Speaker: Ari Krishna

Abstract: Finite Young's lattices L(m,n) (partitions in an m x n box) have striking properties such as rank-symmetry, rank-unimodality, and the strong Sperner property. Stanley conjectured that these admit a symmetric chain order. After a general discussion of posets and their properties of interest, I present a geometric model that identifies L(m,n) with a natural ordering on the integer points of a dilated simplex that arises as a weight diagram of type A_n in representation theory. With this, we also exhibit a visual reconstruction of Lindström’s symmetric chain decomposition for L(3,n). This work is joint with Robert W. Donley, Ammara Gondal, and Terrance Coggins.

Preventing Period-Doubling in Discrete-Time Systems

Speaker: Grayson Kemplin

Abstract: We embark on a research problem in bifurcation theory, a subfield in dynamical systems studying fundamental changes to the behavior of a system on varying a parameter.

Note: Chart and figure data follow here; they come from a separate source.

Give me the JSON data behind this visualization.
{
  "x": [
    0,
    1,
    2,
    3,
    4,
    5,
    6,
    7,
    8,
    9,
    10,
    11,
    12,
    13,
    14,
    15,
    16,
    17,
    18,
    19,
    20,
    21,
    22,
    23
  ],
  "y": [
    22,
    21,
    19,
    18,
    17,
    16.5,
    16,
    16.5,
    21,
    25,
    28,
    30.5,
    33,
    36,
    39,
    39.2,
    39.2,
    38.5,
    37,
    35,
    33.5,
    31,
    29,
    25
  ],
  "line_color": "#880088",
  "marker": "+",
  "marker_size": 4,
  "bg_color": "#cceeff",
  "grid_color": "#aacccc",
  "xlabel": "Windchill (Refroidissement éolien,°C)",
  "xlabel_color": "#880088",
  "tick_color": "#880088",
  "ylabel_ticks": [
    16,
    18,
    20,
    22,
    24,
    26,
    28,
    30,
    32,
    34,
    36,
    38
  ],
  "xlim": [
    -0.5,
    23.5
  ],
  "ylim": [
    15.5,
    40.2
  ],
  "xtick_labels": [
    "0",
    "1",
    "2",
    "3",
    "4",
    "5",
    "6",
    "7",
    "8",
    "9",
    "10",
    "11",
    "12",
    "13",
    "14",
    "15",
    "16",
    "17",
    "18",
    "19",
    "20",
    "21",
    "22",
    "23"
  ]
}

In many instances of physical systems, the onset of period-doubling bifurcation presents an issue [including a structural instability of a building or health incident]. We examine how we can measure the robustness of a feedback control mechanism on such problems using a variety of theoretical and applied tools. No background in dynamical systems is supposed.

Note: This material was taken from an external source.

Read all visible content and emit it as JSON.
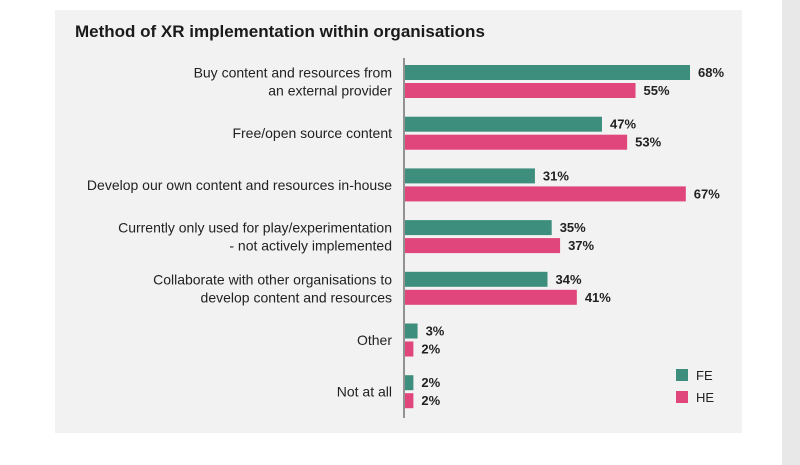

Machine Learning for Knot Theory

Speaker: Luke Zhu

Abstract: Traditionally, machine learning — due to its ability to detect structure in large datasets — has largely been a tool for applied mathematics.  Recent work has repurposed these ML tools to reveal new relationships in pure mathematics, aiding human intuition and even guiding conjecture generation. We discuss how knot theory presents itself as a playground for these ML methods, and experiment with invariant prediction, classification tasks, and even applications to biopolymer identification.

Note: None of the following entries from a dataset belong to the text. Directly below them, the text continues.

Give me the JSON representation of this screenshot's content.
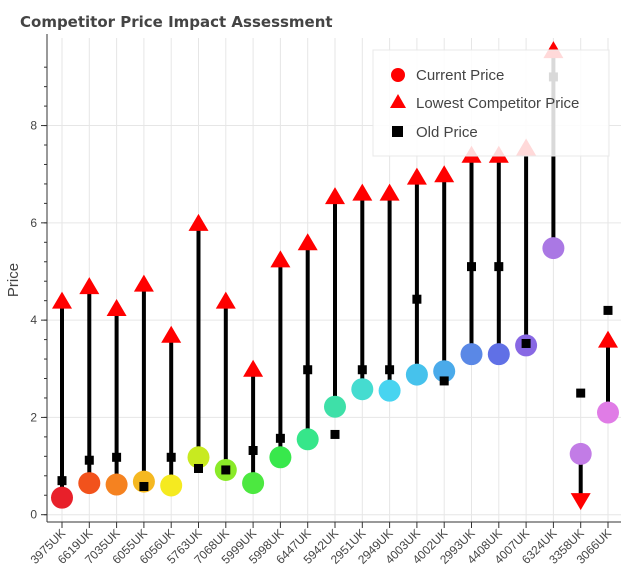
{
  "chart_data": {
    "type": "scatter",
    "title": "Competitor Price Impact Assessment",
    "xlabel": "",
    "ylabel": "Price",
    "ylim": [
      -0.15,
      9.8
    ],
    "yticks": [
      0,
      2,
      4,
      6,
      8
    ],
    "grid": true,
    "legend_position": "top-right",
    "categories": [
      "3975UK",
      "6619UK",
      "7035UK",
      "6055UK",
      "6056UK",
      "5763UK",
      "7068UK",
      "5999UK",
      "5998UK",
      "6447UK",
      "5942UK",
      "2951UK",
      "2949UK",
      "4003UK",
      "4002UK",
      "2993UK",
      "4408UK",
      "4007UK",
      "6324UK",
      "3358UK",
      "3066UK"
    ],
    "series": [
      {
        "name": "Current Price",
        "marker": "circle",
        "values": [
          0.35,
          0.65,
          0.62,
          0.68,
          0.6,
          1.18,
          0.92,
          0.65,
          1.18,
          1.55,
          2.22,
          2.58,
          2.55,
          2.88,
          2.95,
          3.3,
          3.3,
          3.48,
          5.48,
          1.25,
          2.1
        ],
        "colors": [
          "#e8202a",
          "#f2521c",
          "#f58220",
          "#f5b820",
          "#f5ea20",
          "#c8ea20",
          "#8aea28",
          "#4ce840",
          "#38e84c",
          "#36e68a",
          "#3ee0a8",
          "#45dcd0",
          "#48d4f0",
          "#46c2ec",
          "#4aaaea",
          "#5a88e6",
          "#6070e6",
          "#8868e4",
          "#aa78e4",
          "#c27ce6",
          "#e07ce6"
        ]
      },
      {
        "name": "Lowest Competitor Price",
        "marker": "triangle",
        "values": [
          4.4,
          4.7,
          4.25,
          4.75,
          3.7,
          6.0,
          4.4,
          3.0,
          5.25,
          5.6,
          6.55,
          6.62,
          6.62,
          6.95,
          7.0,
          7.4,
          7.4,
          7.55,
          9.55,
          0.28,
          3.6
        ],
        "color": "#ff0000"
      },
      {
        "name": "Old Price",
        "marker": "square",
        "values": [
          0.7,
          1.12,
          1.18,
          0.58,
          1.18,
          0.95,
          0.92,
          1.32,
          1.57,
          2.98,
          1.65,
          2.98,
          2.98,
          4.43,
          2.75,
          5.1,
          5.1,
          3.52,
          9.0,
          2.5,
          4.2
        ],
        "color": "#000000"
      }
    ]
  }
}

Nontrivial Holomorphic Structures on the Quantum Sphere

Speaker: Lillian MacArthur

Abstract: The area of Noncommutative Geometry is quite new, and even newer is the concept of a complex structure in Noncommutative Geometry. In previous literature, various complex structures have been defined within the noncommutative framework, with various results found, including the Quantum Sphere. However, all previous investigations into the structure of the Quantum Sphere have always found its algebraic and analytic properties to be not too dissimilar from the classical Riemann Sphere. Here, we demonstrate that in regard to holomorphic structures that can be defined on the space, the Quantum Sphere is indeed very different from the Riemann Sphere.

Jobs Panel

Interested in learning about careers you could pursue which would use the quantitative skills you've developed studying mathematics? Come to our jobs panel to ask questions and hear from Harvard alums about their chosen career paths.